|Ph.D Student||Mirer Tatiana|
|Subject||Physical Reliability Model Based on the System Transparence|
to the Energy Flux
|Department||Department of Quality Assurance and Reliability||Supervisor||Professor Dov Ingman|
|Full Thesis text|
One of the crucial goals of modern engineering design is high product reliability. Traditionally, reliability engineering has developed tools for calculation of the reliability of systems which depends on reliability of its components, but estimation of the latter still poses a challenge for research. Two basic approaches to the reliability calculations are load-strength distribution and statistical assessment; the latter assumes independence of system’s elements. As the reliability-wise important physical properties change with time under the effect of external forces, reliability analysis necessarily involves physical aspects. Thus the main subject of the proposed research is to suggest universal physical-mathematical formalism for reliability assessment.
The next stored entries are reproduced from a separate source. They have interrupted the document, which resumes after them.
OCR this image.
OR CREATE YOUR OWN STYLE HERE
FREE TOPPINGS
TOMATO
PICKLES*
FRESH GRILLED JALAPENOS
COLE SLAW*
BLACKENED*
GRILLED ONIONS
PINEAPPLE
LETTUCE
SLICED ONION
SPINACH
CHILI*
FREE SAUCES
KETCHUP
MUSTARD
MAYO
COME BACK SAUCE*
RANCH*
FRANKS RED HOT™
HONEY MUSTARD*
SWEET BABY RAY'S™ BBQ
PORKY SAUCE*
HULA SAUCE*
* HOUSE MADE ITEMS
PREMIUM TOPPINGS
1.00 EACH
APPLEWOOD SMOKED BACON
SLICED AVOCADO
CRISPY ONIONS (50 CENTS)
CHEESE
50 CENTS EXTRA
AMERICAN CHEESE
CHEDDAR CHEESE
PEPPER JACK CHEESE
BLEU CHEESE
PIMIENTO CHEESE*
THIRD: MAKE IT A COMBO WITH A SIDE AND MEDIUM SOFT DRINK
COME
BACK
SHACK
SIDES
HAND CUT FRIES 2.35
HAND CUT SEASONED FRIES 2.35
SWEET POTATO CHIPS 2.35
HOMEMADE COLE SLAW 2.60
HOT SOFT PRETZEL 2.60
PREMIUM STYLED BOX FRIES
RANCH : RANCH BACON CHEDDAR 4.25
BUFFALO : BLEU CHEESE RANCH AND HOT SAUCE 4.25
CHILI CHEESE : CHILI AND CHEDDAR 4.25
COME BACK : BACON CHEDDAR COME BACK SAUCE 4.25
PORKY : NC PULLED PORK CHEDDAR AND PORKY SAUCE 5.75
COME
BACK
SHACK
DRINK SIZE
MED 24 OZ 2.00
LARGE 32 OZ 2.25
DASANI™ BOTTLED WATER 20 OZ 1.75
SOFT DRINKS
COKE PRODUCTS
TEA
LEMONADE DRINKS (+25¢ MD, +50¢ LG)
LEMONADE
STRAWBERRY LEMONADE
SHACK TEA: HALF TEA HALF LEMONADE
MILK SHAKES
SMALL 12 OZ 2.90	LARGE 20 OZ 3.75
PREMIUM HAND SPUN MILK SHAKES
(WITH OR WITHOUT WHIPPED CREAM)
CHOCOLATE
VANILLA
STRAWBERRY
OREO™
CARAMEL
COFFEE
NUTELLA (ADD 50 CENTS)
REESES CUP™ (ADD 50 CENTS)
The base of the proposed research stems from the following physical considerations. Interaction of the system with the "environment" is considered in the proposal as a flux of energy through this system. The flux is characterized by its spectrum both at the level of input and, obviously, output. If the system is characterized by the same spectrum at its input and output, then one is called transparent. Any absorption of the flux in the system leads to changes in its internal physical properties. Therefore, the more transparent is the system, the more reliable it is. Consequently, any system can be characterized by the instantaneous spectrum of absorption. The optimal way to manage high reliability is to operate it in such regions, for which the spectrum component of the input flux coincide with absorption spectrum "windows", so, the flux absorption is minimal. As it was mentioned above, dissipation of the energy in the system changes its properties, including the absorption spectrum, which usually broadens, phenomenon, which explains the continuous failure rate increasing with time.
In this way the research approaches the reliability assessment from the point of view of the spectral energy absorption properties. The main objective of proposed model is to make possible reliability prediction and strength distribution estimation for any load history and material properties.